Non-parametric Differential Entropy Estimation. Estimating the differential entropy given only sampled points without any prior knowledge of the distribution is a difficult task. We proposed the Meann-NN estimator for the main information theoretic measures such as differential entropy, mutual information and KL-divergence. The Mean-NN estimator is related to classical k-NN entropy estimations. However, Unlike the k-NN based estimator, the Mean-NN entropy estimator is a smooth function of the given data points and is not sensitive to small perturbations in the values of the data. Hence, it can be used within optimization procedures that are based on computing the derivatives of the cost function we optimize. We demonstrated the usefulness of the Mean-NN entropy estimation technique on the ICA problem, on clustering and on supervised and unsupervised dimensionality reduction.
- Dimensionality reduction based on non-parametric mutual information. Neurocomputing 2012.
- Unsupervised Feature Selection based on Non-Parametric Mutual Information. MLSP, 2012.
- A nonparametric information theoretic clustering algorithm. ICML, 2010.
- ICA based on a smooth estimation of the differential entropy. NIPS 2008.

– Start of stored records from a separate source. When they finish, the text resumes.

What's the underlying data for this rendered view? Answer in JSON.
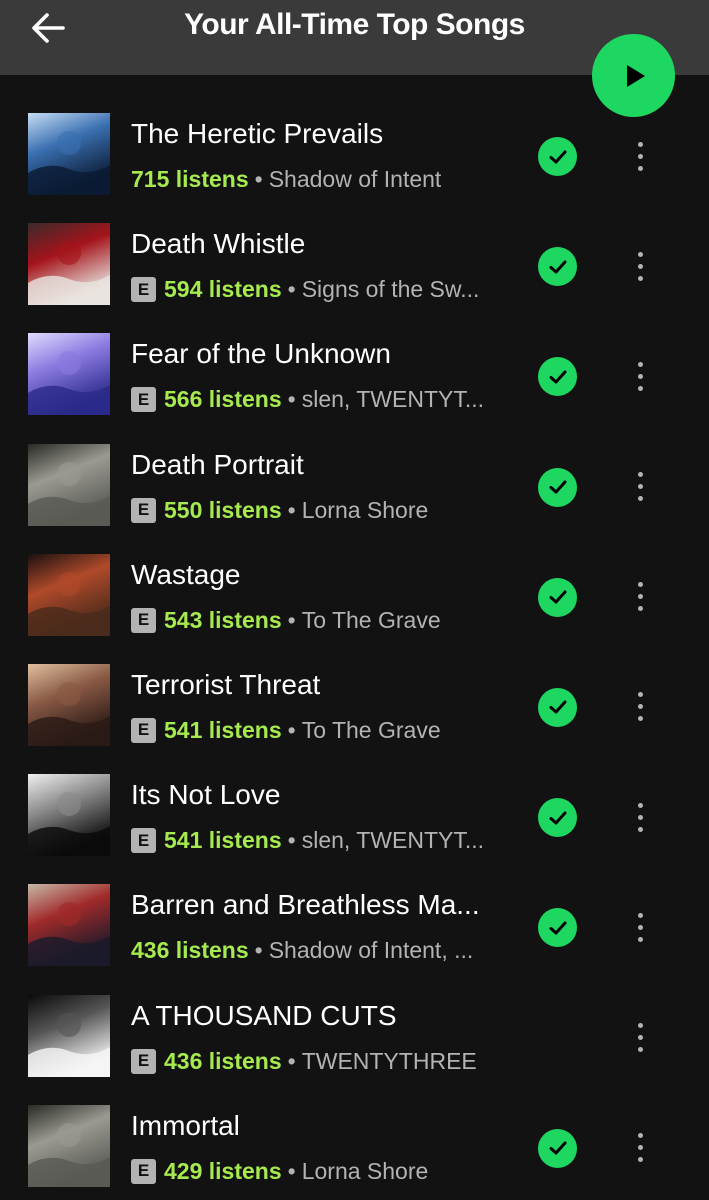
{
  "header": {
    "title": "Your All-Time Top Songs",
    "back_icon": "arrow-left-icon",
    "play_icon": "play-icon",
    "accent": "#1ed760"
  },
  "colors": {
    "background": "#121212",
    "header": "#3a3a3a",
    "listens": "#a6ea4f",
    "secondary": "#b3b3b3"
  },
  "songs": [
    {
      "title": "The Heretic Prevails",
      "explicit": false,
      "listens": "715 listens",
      "artist": "Shadow of Intent",
      "saved": true,
      "cover_palette": [
        "#0a1a33",
        "#3a6fb0",
        "#c6ddf5"
      ]
    },
    {
      "title": "Death Whistle",
      "explicit": true,
      "listens": "594 listens",
      "artist": "Signs of the Sw...",
      "saved": true,
      "cover_palette": [
        "#e8e4df",
        "#a4141b",
        "#3b2a2a"
      ]
    },
    {
      "title": "Fear of the Unknown",
      "explicit": true,
      "listens": "566 listens",
      "artist": "slen, TWENTYT...",
      "saved": true,
      "cover_palette": [
        "#2a2a8a",
        "#8a7ae0",
        "#e0dcff"
      ]
    },
    {
      "title": "Death Portrait",
      "explicit": true,
      "listens": "550 listens",
      "artist": "Lorna Shore",
      "saved": true,
      "cover_palette": [
        "#5a5a55",
        "#9a9a92",
        "#2a2a25"
      ]
    },
    {
      "title": "Wastage",
      "explicit": true,
      "listens": "543 listens",
      "artist": "To The Grave",
      "saved": true,
      "cover_palette": [
        "#4a2a1a",
        "#b04a2a",
        "#1a1010"
      ]
    },
    {
      "title": "Terrorist Threat",
      "explicit": true,
      "listens": "541 listens",
      "artist": "To The Grave",
      "saved": true,
      "cover_palette": [
        "#2a1a15",
        "#8a5a45",
        "#e0c0a0"
      ]
    },
    {
      "title": "Its Not Love",
      "explicit": true,
      "listens": "541 listens",
      "artist": "slen, TWENTYT...",
      "saved": true,
      "cover_palette": [
        "#0a0a0a",
        "#8a8a8a",
        "#f0f0f0"
      ]
    },
    {
      "title": "Barren and Breathless Ma...",
      "explicit": false,
      "listens": "436 listens",
      "artist": "Shadow of Intent, ...",
      "saved": true,
      "cover_palette": [
        "#1a1a2a",
        "#a02a2a",
        "#c8b8a8"
      ]
    },
    {
      "title": "A THOUSAND CUTS",
      "explicit": true,
      "listens": "436 listens",
      "artist": "TWENTYTHREE",
      "saved": false,
      "cover_palette": [
        "#f5f5f5",
        "#555555",
        "#0a0a0a"
      ]
    },
    {
      "title": "Immortal",
      "explicit": true,
      "listens": "429 listens",
      "artist": "Lorna Shore",
      "saved": true,
      "cover_palette": [
        "#5a5a55",
        "#9a9a92",
        "#2a2a25"
      ]
    }
  ],
  "explicit_label": "E",
  "separator": "•"
}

LDPC Serial Scheduling. LDPC is decoded by running an iterative belief-propagation algorithm over the factor graph of the code. In the traditional message passing schedule, in each iteration all the variable nodes, and subsequently all the factor nodes, pass new messages to their neighbors. We showed that serial scheduling, in which messages are generated using the latest available information, significantly improves the convergence speed in terms of the number of iterations. It was observed experimentally in several studies that the serial schedule converges in exactly half the number of iterations compared to the standard parallel schedule. We provided a theoretical motivation for this observation by proving it for single-path graphs. Joint work with Haggai Kfir, Eran Sharon and Simon Litsyn.

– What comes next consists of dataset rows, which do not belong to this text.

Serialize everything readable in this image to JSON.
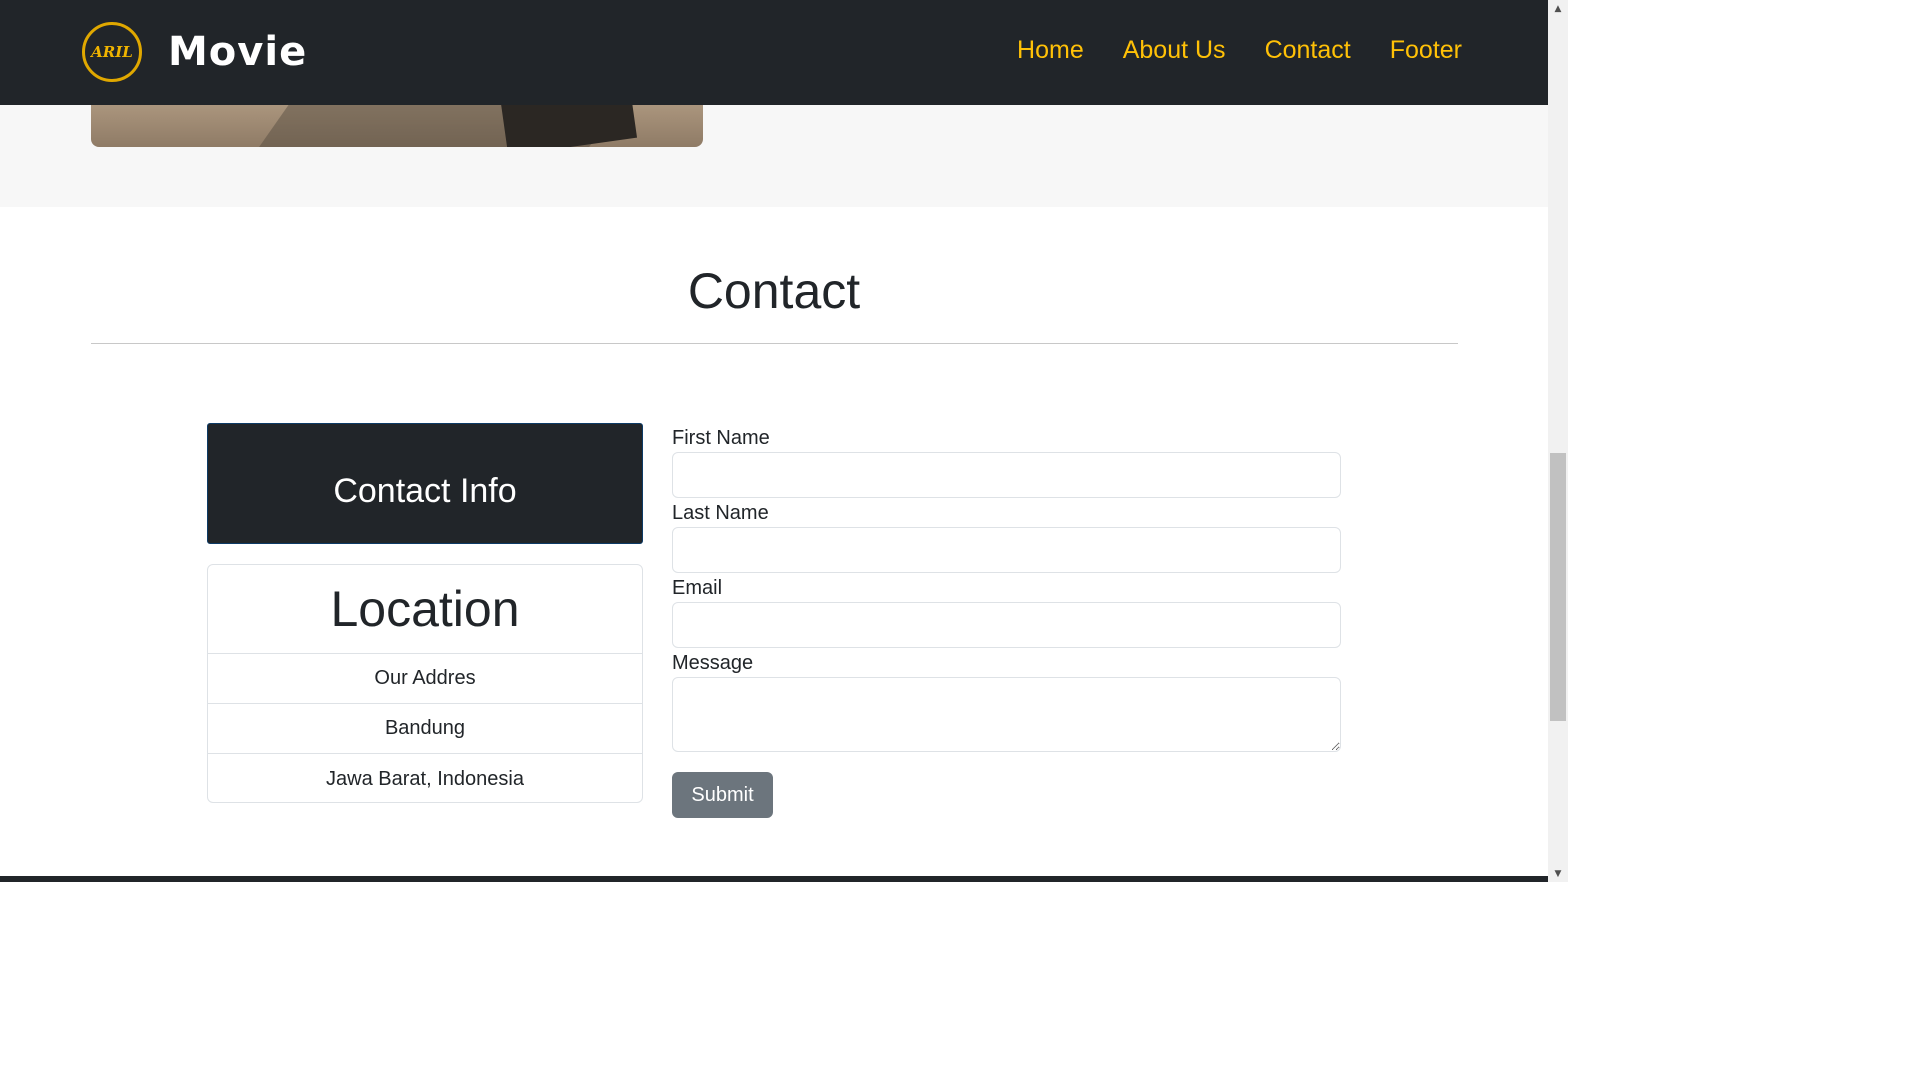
{
  "navbar": {
    "logo_text": "ARIL",
    "brand": "Movie",
    "links": [
      {
        "label": "Home"
      },
      {
        "label": "About Us"
      },
      {
        "label": "Contact"
      },
      {
        "label": "Footer"
      }
    ]
  },
  "contact": {
    "heading": "Contact",
    "info_title": "Contact Info",
    "location": {
      "title": "Location",
      "rows": [
        "Our Addres",
        "Bandung",
        "Jawa Barat, Indonesia"
      ]
    },
    "form": {
      "first_name_label": "First Name",
      "last_name_label": "Last Name",
      "email_label": "Email",
      "message_label": "Message",
      "first_name_value": "",
      "last_name_value": "",
      "email_value": "",
      "message_value": "",
      "submit_label": "Submit"
    }
  },
  "colors": {
    "navbar_bg": "#212529",
    "accent": "#ffc107",
    "submit_bg": "#6c757d"
  },
  "icons": {
    "scroll_up": "▲",
    "scroll_down": "▼"
  }
}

- Serial schedules for belief-propagation: analysis of convergence time. IEEE Trans. on Information Theory, 2008.
- Efficient serial message-passing schedules for LDPC decoding. IEEE Trans. on Information Theory, 2007.
- An efficient message-passing schedule for LDPC decoding. Proc. Electrical and Electronic Engineers in Israel, 2004.

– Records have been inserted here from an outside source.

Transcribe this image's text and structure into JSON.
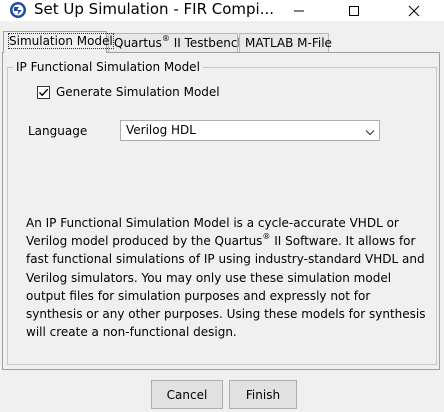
{
  "window": {
    "title": "Set Up Simulation - FIR Compi...",
    "icon": "app-logo-icon",
    "controls": [
      "minimize-icon",
      "maximize-icon",
      "close-icon"
    ]
  },
  "tabs": [
    {
      "label_pre": "Simulation Model",
      "label_sup": "",
      "label_post": "",
      "active": true
    },
    {
      "label_pre": "Quartus",
      "label_sup": "®",
      "label_post": " II Testbench",
      "active": false
    },
    {
      "label_pre": "MATLAB M-File",
      "label_sup": "",
      "label_post": "",
      "active": false
    }
  ],
  "group": {
    "title": "IP Functional Simulation Model",
    "checkbox": {
      "label": "Generate Simulation Model",
      "checked": true
    },
    "language": {
      "label": "Language",
      "selected": "Verilog HDL"
    },
    "description": {
      "part1": "An IP Functional Simulation Model is a cycle-accurate VHDL or Verilog model produced by the Quartus",
      "sup": "®",
      "part2": " II Software. It allows for fast functional simulations of IP using industry-standard VHDL and Verilog simulators. You may only use these simulation model output files for simulation purposes and expressly not for synthesis or any other purposes. Using these models for synthesis will create a non-functional design."
    }
  },
  "buttons": {
    "cancel": "Cancel",
    "finish": "Finish"
  },
  "colors": {
    "logo_blue": "#1f4aa8",
    "window_bg": "#f0f0f0",
    "button_bg": "#e1e1e1"
  }
}
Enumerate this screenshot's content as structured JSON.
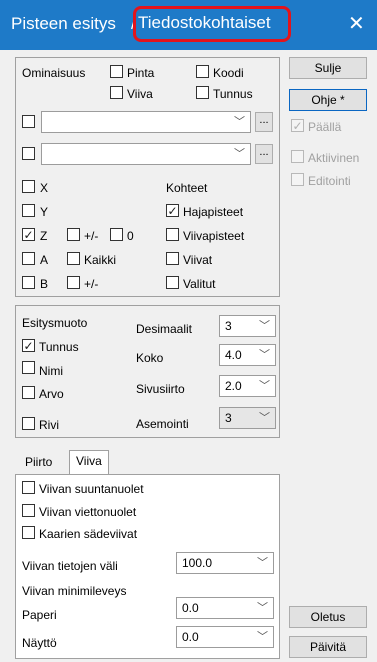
{
  "window": {
    "title_main": "Pisteen esitys",
    "title_separator": "/",
    "title_highlighted": "Tiedostokohtaiset",
    "close_glyph": "✕"
  },
  "top_panel": {
    "ominaisuus_label": "Ominaisuus",
    "pinta": "Pinta",
    "koodi": "Koodi",
    "viiva": "Viiva",
    "tunnus": "Tunnus",
    "combo1_value": "",
    "combo2_value": "",
    "ellipsis": "...",
    "x": "X",
    "y": "Y",
    "z": "Z",
    "pm": "+/-",
    "zero": "0",
    "a": "A",
    "kaikki": "Kaikki",
    "b": "B",
    "pm2": "+/-",
    "kohteet_label": "Kohteet",
    "hajapisteet": "Hajapisteet",
    "viivapisteet": "Viivapisteet",
    "viivat": "Viivat",
    "valitut": "Valitut"
  },
  "mid_panel": {
    "esitysmuoto_label": "Esitysmuoto",
    "tunnus": "Tunnus",
    "nimi": "Nimi",
    "arvo": "Arvo",
    "rivi": "Rivi",
    "desimaalit_label": "Desimaalit",
    "desimaalit_value": "3",
    "koko_label": "Koko",
    "koko_value": "4.0",
    "sivusiirto_label": "Sivusiirto",
    "sivusiirto_value": "2.0",
    "asemointi_label": "Asemointi",
    "asemointi_value": "3"
  },
  "tabs": {
    "piirto": "Piirto",
    "viiva": "Viiva"
  },
  "bottom_panel": {
    "suuntanuolet": "Viivan suuntanuolet",
    "viettonuolet": "Viivan viettonuolet",
    "sadeviivat": "Kaarien sädeviivat",
    "tietojen_vali_label": "Viivan tietojen väli",
    "tietojen_vali_value": "100.0",
    "minimileveys_label": "Viivan minimileveys",
    "paperi_label": "Paperi",
    "paperi_value": "0.0",
    "naytto_label": "Näyttö",
    "naytto_value": "0.0"
  },
  "side": {
    "sulje": "Sulje",
    "ohje": "Ohje *",
    "paalla": "Päällä",
    "aktiivinen": "Aktiivinen",
    "editointi": "Editointi",
    "oletus": "Oletus",
    "paivita": "Päivitä"
  },
  "glyphs": {
    "check": "✓",
    "chevron": "﹀"
  },
  "icons": {
    "checkmark": "checkmark-icon",
    "chevron": "chevron-down-icon",
    "close": "close-icon"
  },
  "colors": {
    "titlebar": "#1e7ac8",
    "highlight_border": "#e3141b"
  }
}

Neighbourhood Components Analysis (NCA) is a method for learning a Mahalnobis distance measure for k-nearest neighbors (kNN). In particular, it finds a distance metric that maximizes the leave-one-out error on the training set for a stochastic variant of kNN. NCA can also learn a low-dimensional linear embedding of labeled data for data visualization and for improved kNN classification speed. Unlike other methods, this classification model is non-parametric without any assumption on the shape of the class distributions or the boundaries between them. Joint work with Sam Roweis, Geoffrey Hinton and Ruslan Salakhutdinov.
Neighbourhood Component Analysis. NIPS 2004. matlab code C code
Mixture of Gaussians, Distance and Simplification. The Mixture of Gaussians (MoG) is one of the simplest graphical models. It is a flexible and powerful parametric framework for unsupervised data grouping. We suggested several approaches for computing meaningful distances between two MoGs and for MoG model simplification. The Unscented Transform is traditionally used for generalized Kalman filters in non-linear dynamical systems. We proposed the usage of the Unscented Transform for computing the KL divergence between two MoGs and for model simplification.
Simplifying mixture models using the unscented transform. IEEE PAMI, 2008.
A distance measure between GMMs based on the unscented transform and its application to speaker recognition. Eurospeech, 2005.
Hierarchical clustering of a mixture model. NIPS, 2004.
An efficient similarity measure based on approximations of KL-divergence between two Gaussian mixtures. ICCV, 2003.